Olander’s challenge was to select plants that would work with the mustard yellow trim on the house and studio, and the brilliant red of the shed. She chose shades of burgundy and gold in foliage and flower. Now ebony-leafed heucheras and deep purple ‘Queen of the Night’ tulips hit the dark notes in springtime, followed in summer by chocolate cosmos, blood grass and rudbeckia with its golden flowers centered in dark brown.
She planted in masses, using lots of ornamental grasses for their modern, upright lines. She added a grouping of pots beneath the red maple outside the dining-room window. She planted them with year-round foliage plants in the same deep, rich tones. The maple tree and the pots are up-lighted at night, as is the huge old ginkgo original to the property. The night lighting helps connect the family to the garden after dark, and expands the usable space for evening entertaining.
One terrace holds an outdoor kitchen, with sink and barbecue, long countertops and a pizza oven that’s a concrete half egg with a stucco shell.
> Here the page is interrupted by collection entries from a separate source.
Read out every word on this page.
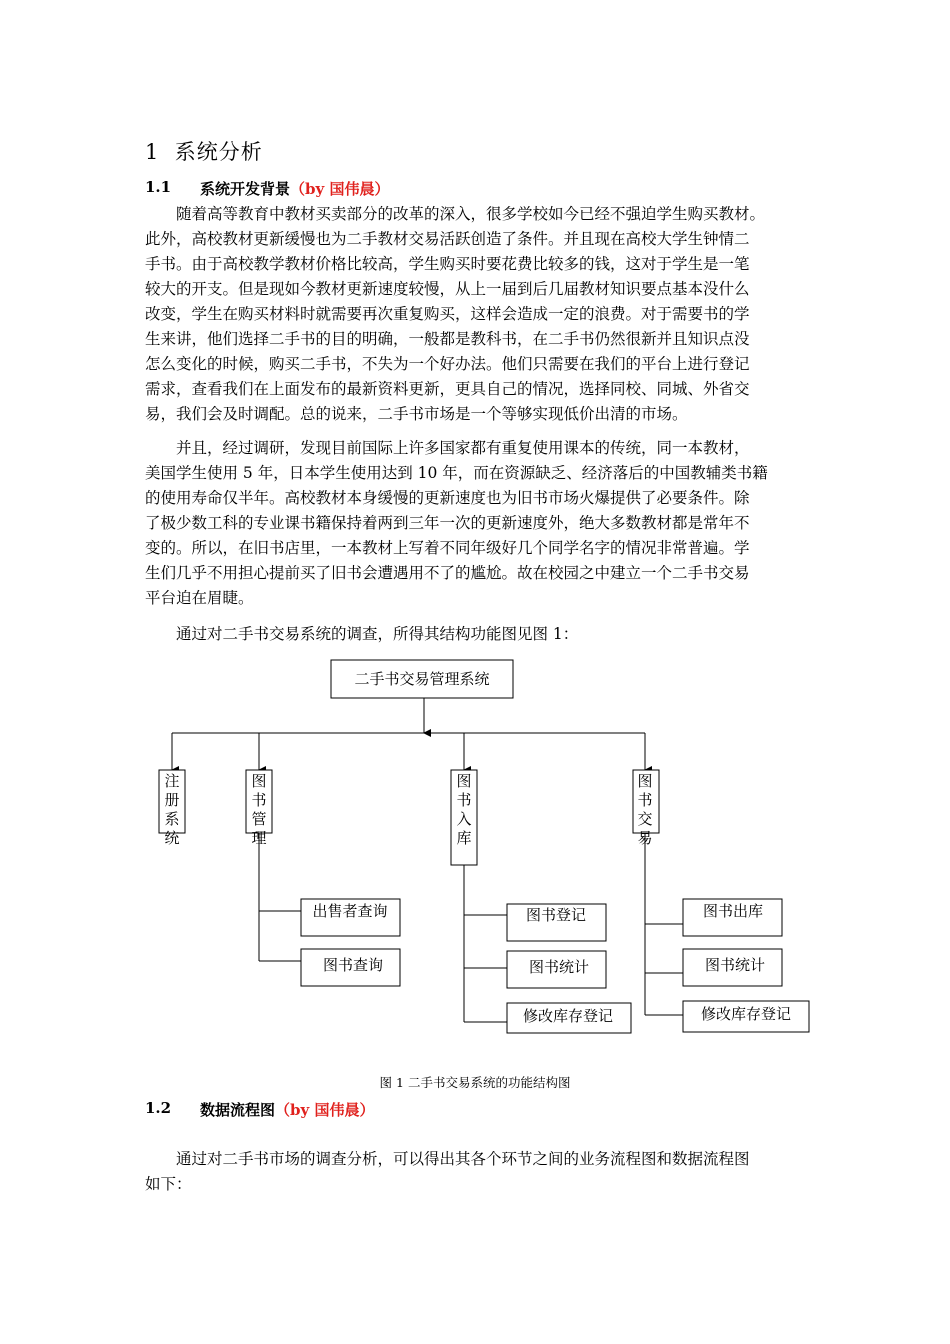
1 系统分析
1.1 系统开发背景（by 国伟晨）
随着高等教育中教材买卖部分的改革的深入，很多学校如今已经不强迫学生购买教材。
此外，高校教材更新缓慢也为二手教材交易活跃创造了条件。并且现在高校大学生钟情二
手书。由于高校教学教材价格比较高，学生购买时要花费比较多的钱，这对于学生是一笔
较大的开支。但是现如今教材更新速度较慢，从上一届到后几届教材知识要点基本没什么
改变，学生在购买材料时就需要再次重复购买，这样会造成一定的浪费。对于需要书的学
生来讲，他们选择二手书的目的明确，一般都是教科书，在二手书仍然很新并且知识点没
怎么变化的时候，购买二手书，不失为一个好办法。他们只需要在我们的平台上进行登记
需求，查看我们在上面发布的最新资料更新，更具自己的情况，选择同校、同城、外省交
易，我们会及时调配。总的说来，二手书市场是一个等够实现低价出清的市场。
并且，经过调研，发现目前国际上许多国家都有重复使用课本的传统，同一本教材，
美国学生使用 5 年，日本学生使用达到 10 年，而在资源缺乏、经济落后的中国教辅类书籍
的使用寿命仅半年。高校教材本身缓慢的更新速度也为旧书市场火爆提供了必要条件。除
了极少数工科的专业课书籍保持着两到三年一次的更新速度外，绝大多数教材都是常年不
变的。所以，在旧书店里，一本教材上写着不同年级好几个同学名字的情况非常普遍。学
生们几乎不用担心提前买了旧书会遭遇用不了的尴尬。故在校园之中建立一个二手书交易
平台迫在眉睫。
通过对二手书交易系统的调查，所得其结构功能图见图 1：
二手书交易管理系统
注册系统
图书管理
图书入库
图书交易
出售者查询
图书查询
图书登记
图书统计
修改库存登记
图书出库
图书统计
修改库存登记
图 1 二手书交易系统的功能结构图
1.2 数据流程图（by 国伟晨）
通过对二手书市场的调查分析，可以得出其各个环节之间的业务流程图和数据流程图
如下：
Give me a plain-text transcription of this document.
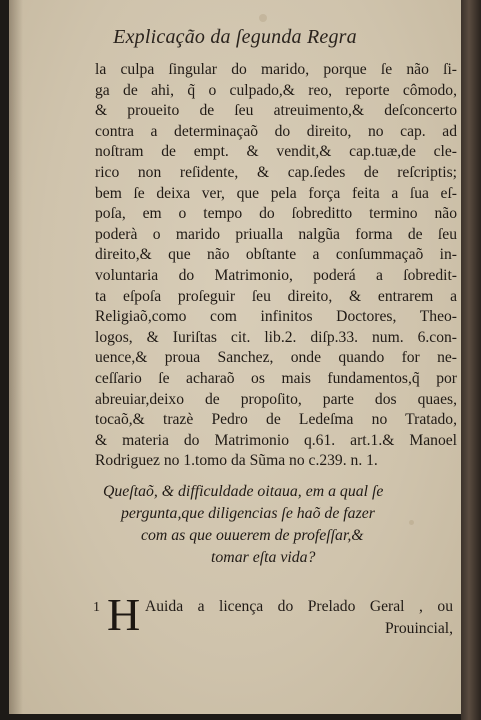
Explicação da ſegunda Regra
la culpa ſingular do marido, porque ſe não ſi-
ga de ahi, q̃ o culpado,& reo, reporte cômodo,
& proueito de ſeu atreuimento,& deſconcerto
contra a determinaçaõ do direito, no cap. ad
noſtram de empt. & vendit,& cap.tuæ,de cle-
rico non reſidente, & cap.ſedes de reſcriptis;
bem ſe deixa ver, que pela força feita a ſua eſ-
poſa, em o tempo do ſobreditto termino não
poderà o marido priualla nalgũa forma de ſeu
direito,& que não obſtante a conſummaçaõ in-
voluntaria do Matrimonio, poderá a ſobredit-
ta eſpoſa proſeguir ſeu direito, & entrarem a
Religiaõ,como com infinitos Doctores, Theo-
logos, & Iuriſtas cit. lib.2. diſp.33. num. 6.con-
uence,& proua Sanchez, onde quando for ne-
ceſſario ſe acharaõ os mais fundamentos,q̃ por
abreuiar,deixo de propoſito, parte dos quaes,
tocaõ,& trazè Pedro de Ledeſma no Tratado,
& materia do Matrimonio q.61. art.1.& Manoel
Rodriguez no 1.tomo da Sũma no c.239. n. 1.
Queſtaõ, & difficuldade oitaua, em a qual ſe
pergunta,que diligencias ſe haõ de fazer
com as que ouuerem de profeſſar,&
tomar eſta vida?
1 H Auida a licença do Prelado Geral , ou
Prouincial,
Here’s where Smith cooks up pizza for Della and her friends.
“We use this outdoor kitchen constantly,” says Smith.
The outdoor living room has a grouping of red Adirondack-style chairs around a firepit. Yellow butterfly chairs complete the color scheme and echo the roofline of the shed, while adding a dose of 1950s cool. The garden is surrounded by mature evergreens for screening, including rhododendrons, conifers, cypress and junipers, mixed with ornamental cherries for seasonal color.
“We love the private, courtyard feel of the space,” says Smith, “and the outdoor kitchen,” where the family has served pizza outdoors, fresh from the oven, even into December.